"Exactly! You see, the victim of a snake bite often is unable to move or speak. Doctor Blake observed that in the case of the stricken star. Her nerves were affected, resulting in paralysis of the muscles of the heart and lungs and giving us some symptoms of suffocation. Then the blood, as a result of the attack of the venom, is always left dark and liquid. That, too, I observed in the sample sent me from Tarrytown.

"The snake," Kennedy continued, "administers the poison by fangs more delicate than any hypodermic. Nature's apparatus is more precise than the finest appliances devised for the use of a surgeon by our instrument makers. The fangs are like needles with obliquely cut points and slit-like outlets. The poison glands correspond to the bulb of a syringe. They are, in reality, highly modified salivary glands. From them, when the serpent strikes, is ejected a pale straw-colored half-oleaginous fluid. You might swallow it with impunity.

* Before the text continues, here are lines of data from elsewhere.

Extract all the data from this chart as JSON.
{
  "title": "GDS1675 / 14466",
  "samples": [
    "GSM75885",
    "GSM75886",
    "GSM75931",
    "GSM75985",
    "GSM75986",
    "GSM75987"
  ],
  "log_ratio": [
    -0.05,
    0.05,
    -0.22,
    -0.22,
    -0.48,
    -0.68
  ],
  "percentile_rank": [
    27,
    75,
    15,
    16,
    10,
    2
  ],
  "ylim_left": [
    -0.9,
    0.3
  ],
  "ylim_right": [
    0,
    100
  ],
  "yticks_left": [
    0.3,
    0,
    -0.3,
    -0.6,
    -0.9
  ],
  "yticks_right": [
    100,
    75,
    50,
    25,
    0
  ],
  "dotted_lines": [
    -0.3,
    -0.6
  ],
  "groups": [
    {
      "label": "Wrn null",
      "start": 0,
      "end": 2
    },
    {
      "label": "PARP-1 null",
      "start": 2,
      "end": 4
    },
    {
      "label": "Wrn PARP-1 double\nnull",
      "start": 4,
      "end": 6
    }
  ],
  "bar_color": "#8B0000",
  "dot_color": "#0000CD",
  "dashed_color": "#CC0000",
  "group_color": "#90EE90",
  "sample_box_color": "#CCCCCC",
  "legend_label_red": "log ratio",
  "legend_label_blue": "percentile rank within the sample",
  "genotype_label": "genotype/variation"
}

But once in the blood, through a cut or wound, it is deadly."

"There could be no snake in this case," I remarked. "The fangs of a serpent make two punctures, don't they; while here there was just the one scratch—"

"Of course there were no fangs when the deed was actually done," he rejoined, impatiently. "We've traced everything to the needle in the portieres and it is my belief that it was part of an all-glass hypodermic with a platinum-iridium point. It could hardly have been anything like the coarser syringe used by Werner, nor do I think it possible that the point of an ordinary needle would hold sufficient venom, since it would dry and form a coating like the incrustation on the inside of the ampulla McGroarty found."

"That was the venom?" I asked.

"Yes, I found it in the ampulla and in the stain on the portiere where the needle had pierced through."

"The towel, though—"

"Is something else. First thing in the morning we'll follow that up, as
I promised you. Meanwhile let's concentrate on motives."

A long line of private cars and taxicabs outside Jacques' testified to the popularity of the restaurant. At the door stood a huge, bulking negro resplendent in the glaring finery of his uniform. It seemed to me that people literally were thronging into the place, for it was cleverly advertised as a center of night life.

Inside, the famous darky jazz band was in full swing. There was lilt and rhythm to the melody produced by the grinning blacks, and not a free arm or foot or shoulder or head of any of them but did not sway in time to their syncopated music.